|Van Esbroeck, G|
Submitted to: Bioresource Technology
Publication Type: Peer Reviewed Journal
Publication Acceptance Date: 12/20/2003
Publication Date: 12/20/2003
Citation: Van Esbroeck, G.A., Hussey, M.A., Sanderson, M.A. 2003. Reversal of dormancy in switchgrass with low-light photoperiod extension. Bioresource Technology. 91:141-144. Interpretive Summary: Switchgrass is used for warm-season forage production and soil conservation and has potential as a biomass source for fuel ethanol and biomass-generated electricity. Little is known about the physiological basis for apparent late-season dormancy in northern switchgrass varieties. We examined the effects of low-light photoperiod extension on the dry matter accumulation of four switchgrass varieties originating from different latitudes. The studies showed that dormancy for some switchgrass varieties could be overcome by an extended photoperiod. The greatest response to photoperiod was observed with the variety Caddo, which is of mid-latitude origin and Cave-in Rock, which is of northern origin. The variety Kanlow showed limited response whereas the variety Alamo, from south Texas, did not show a response. These findings, showing vegetative growth of some cultivars to be inhibited by short days, may explain the lack of growth observed during late-summer and fall for northern switchgrass cultivars when grown for biomass feedstock production in the southern U.S.
Technical Abstract: Some switchgrass (Panicum virgatum L) cultivars originating in the northern USA show limited late-summer and fall growth when grown in more southerly locations despite adequate temperature and moisture. Our objective was to determine the effects of low-light photoperiod extension (7 umol photosynthethic photon flux density) on the vegetative growth of switchgrass cultivars originating from contrasting latitudes. Seedlings of the four cultivars (Cave-in-Rock, Caddo, Kanlow, and Alamo) were grown for 100 d in a greenhouse in winter under ambient (11.2-12.2 h) and extended (18 h) photoperiods. Photoperiod extension was with 7 umol photosynthethic photon flux density. Cultivars responded differently to photoperiod extension (P<0.05).
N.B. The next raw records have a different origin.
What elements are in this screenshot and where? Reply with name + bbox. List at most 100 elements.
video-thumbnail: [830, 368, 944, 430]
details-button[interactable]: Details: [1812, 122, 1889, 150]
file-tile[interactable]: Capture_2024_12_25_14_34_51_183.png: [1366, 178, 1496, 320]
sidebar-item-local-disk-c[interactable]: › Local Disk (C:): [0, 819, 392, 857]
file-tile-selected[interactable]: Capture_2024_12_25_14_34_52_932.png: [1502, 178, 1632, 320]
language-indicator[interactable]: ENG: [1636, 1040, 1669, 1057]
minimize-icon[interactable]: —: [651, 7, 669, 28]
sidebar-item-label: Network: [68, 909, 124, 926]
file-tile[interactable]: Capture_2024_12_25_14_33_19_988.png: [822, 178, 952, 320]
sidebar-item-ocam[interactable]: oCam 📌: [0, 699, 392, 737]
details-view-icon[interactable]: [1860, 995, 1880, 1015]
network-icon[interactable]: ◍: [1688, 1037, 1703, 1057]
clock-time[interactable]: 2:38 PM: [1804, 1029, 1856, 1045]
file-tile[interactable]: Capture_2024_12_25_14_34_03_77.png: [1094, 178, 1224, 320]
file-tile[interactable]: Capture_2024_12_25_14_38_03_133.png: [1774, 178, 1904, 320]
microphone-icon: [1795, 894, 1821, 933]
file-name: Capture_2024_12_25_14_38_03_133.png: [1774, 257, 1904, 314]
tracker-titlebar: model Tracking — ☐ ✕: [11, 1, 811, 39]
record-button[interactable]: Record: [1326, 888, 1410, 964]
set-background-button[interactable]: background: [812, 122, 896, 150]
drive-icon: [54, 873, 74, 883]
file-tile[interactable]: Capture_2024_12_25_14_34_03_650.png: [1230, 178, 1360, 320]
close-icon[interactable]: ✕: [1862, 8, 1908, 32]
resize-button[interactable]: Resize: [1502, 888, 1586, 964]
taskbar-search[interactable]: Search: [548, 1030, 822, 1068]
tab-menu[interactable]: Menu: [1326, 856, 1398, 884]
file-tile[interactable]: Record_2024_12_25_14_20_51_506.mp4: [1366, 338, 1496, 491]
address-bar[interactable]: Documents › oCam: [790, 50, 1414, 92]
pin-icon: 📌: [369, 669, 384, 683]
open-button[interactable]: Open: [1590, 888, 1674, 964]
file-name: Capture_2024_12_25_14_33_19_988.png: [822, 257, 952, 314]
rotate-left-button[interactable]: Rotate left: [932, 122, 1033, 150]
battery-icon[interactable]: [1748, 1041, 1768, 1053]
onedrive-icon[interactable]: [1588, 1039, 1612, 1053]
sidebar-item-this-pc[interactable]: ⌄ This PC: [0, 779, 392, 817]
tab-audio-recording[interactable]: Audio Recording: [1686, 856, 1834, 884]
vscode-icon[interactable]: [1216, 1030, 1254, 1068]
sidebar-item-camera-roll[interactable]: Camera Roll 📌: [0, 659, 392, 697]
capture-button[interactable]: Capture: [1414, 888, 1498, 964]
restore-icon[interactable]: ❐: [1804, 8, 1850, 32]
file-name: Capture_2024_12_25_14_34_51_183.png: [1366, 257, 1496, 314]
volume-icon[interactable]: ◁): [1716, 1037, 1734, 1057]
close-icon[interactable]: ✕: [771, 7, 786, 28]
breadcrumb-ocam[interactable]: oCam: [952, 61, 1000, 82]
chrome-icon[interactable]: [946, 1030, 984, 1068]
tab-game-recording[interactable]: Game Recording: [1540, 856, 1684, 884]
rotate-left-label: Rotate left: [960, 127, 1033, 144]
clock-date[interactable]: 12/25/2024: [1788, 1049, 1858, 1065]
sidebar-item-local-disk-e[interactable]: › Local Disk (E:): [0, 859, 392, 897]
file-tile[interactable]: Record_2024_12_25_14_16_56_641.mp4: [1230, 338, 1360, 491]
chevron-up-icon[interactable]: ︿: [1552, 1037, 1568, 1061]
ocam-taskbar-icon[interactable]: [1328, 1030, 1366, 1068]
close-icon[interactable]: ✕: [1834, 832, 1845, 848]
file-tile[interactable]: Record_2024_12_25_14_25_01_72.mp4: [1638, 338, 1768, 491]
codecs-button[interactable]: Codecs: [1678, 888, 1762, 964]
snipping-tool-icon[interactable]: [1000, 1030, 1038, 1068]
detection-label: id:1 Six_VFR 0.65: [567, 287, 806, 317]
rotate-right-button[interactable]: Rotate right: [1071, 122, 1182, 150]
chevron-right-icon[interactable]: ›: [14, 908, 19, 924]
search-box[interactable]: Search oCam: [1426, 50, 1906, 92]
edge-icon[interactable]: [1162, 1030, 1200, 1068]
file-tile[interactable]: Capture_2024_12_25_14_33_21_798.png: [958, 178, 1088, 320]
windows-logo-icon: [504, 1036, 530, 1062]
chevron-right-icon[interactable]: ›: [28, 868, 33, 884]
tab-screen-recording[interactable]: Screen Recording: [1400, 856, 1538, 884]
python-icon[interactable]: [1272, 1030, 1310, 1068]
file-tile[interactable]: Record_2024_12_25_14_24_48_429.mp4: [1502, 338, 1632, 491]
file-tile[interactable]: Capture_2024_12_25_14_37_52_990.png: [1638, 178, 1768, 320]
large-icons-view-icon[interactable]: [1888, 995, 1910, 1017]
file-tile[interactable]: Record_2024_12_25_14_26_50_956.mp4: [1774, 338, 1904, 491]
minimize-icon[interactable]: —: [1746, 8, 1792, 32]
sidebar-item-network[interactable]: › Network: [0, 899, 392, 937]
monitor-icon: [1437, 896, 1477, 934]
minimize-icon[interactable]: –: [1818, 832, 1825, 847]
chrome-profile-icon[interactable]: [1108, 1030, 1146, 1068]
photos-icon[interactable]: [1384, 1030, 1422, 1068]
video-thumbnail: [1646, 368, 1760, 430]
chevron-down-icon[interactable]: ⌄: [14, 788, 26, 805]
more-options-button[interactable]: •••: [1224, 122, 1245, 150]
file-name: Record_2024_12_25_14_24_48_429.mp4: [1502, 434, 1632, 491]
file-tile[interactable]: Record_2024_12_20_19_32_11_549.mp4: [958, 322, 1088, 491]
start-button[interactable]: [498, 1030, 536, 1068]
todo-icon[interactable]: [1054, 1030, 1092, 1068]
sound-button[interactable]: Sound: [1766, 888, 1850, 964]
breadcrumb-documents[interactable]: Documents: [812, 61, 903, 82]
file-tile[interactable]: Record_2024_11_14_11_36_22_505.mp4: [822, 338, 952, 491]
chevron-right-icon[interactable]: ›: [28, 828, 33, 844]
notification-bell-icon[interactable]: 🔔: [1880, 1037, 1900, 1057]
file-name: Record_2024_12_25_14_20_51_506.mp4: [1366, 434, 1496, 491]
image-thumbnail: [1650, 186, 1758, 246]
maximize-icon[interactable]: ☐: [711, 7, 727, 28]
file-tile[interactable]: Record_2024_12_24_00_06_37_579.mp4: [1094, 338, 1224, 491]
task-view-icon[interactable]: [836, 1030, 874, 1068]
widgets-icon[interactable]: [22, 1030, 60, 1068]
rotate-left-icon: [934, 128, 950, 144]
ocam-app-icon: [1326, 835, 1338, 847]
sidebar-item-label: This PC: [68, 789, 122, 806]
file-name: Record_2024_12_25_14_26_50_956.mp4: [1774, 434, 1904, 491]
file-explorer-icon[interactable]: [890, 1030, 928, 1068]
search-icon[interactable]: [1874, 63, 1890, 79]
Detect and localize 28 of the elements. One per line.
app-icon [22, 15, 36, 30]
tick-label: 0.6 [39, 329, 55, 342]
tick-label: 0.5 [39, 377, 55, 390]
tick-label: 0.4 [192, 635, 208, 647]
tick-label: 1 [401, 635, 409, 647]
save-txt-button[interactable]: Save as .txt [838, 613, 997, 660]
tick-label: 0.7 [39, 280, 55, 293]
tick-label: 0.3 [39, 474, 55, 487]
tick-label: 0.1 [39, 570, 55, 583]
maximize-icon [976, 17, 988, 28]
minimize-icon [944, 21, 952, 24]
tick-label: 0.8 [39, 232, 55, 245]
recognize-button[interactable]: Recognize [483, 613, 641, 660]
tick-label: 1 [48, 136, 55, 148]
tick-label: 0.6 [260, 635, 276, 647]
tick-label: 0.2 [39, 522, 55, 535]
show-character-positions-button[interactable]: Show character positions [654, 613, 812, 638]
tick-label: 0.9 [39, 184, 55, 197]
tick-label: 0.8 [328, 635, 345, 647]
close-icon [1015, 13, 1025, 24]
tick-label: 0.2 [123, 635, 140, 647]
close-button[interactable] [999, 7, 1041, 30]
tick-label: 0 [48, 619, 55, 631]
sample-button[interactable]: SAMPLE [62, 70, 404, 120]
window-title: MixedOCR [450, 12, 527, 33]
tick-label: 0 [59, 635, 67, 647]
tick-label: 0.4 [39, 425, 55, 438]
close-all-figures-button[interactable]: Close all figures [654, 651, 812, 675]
Large increases in dry matter yields (DMY) at extended photoperiods were observed in Cave-in-Rock (+98%) and Caddo (+129%). The DMY of Kanlow was increased by 31% whereas DMY of the southernmost cultivar Alamo was unaffected by photoperiod extension. Yield enhancements in Cave-in-Rock and Caddo were associated with increases in the number and weight of tillers. A reversal of dormancy for some cultivars with a photoperiodic signal verified that dormancy was not simply a result of a low radiant input.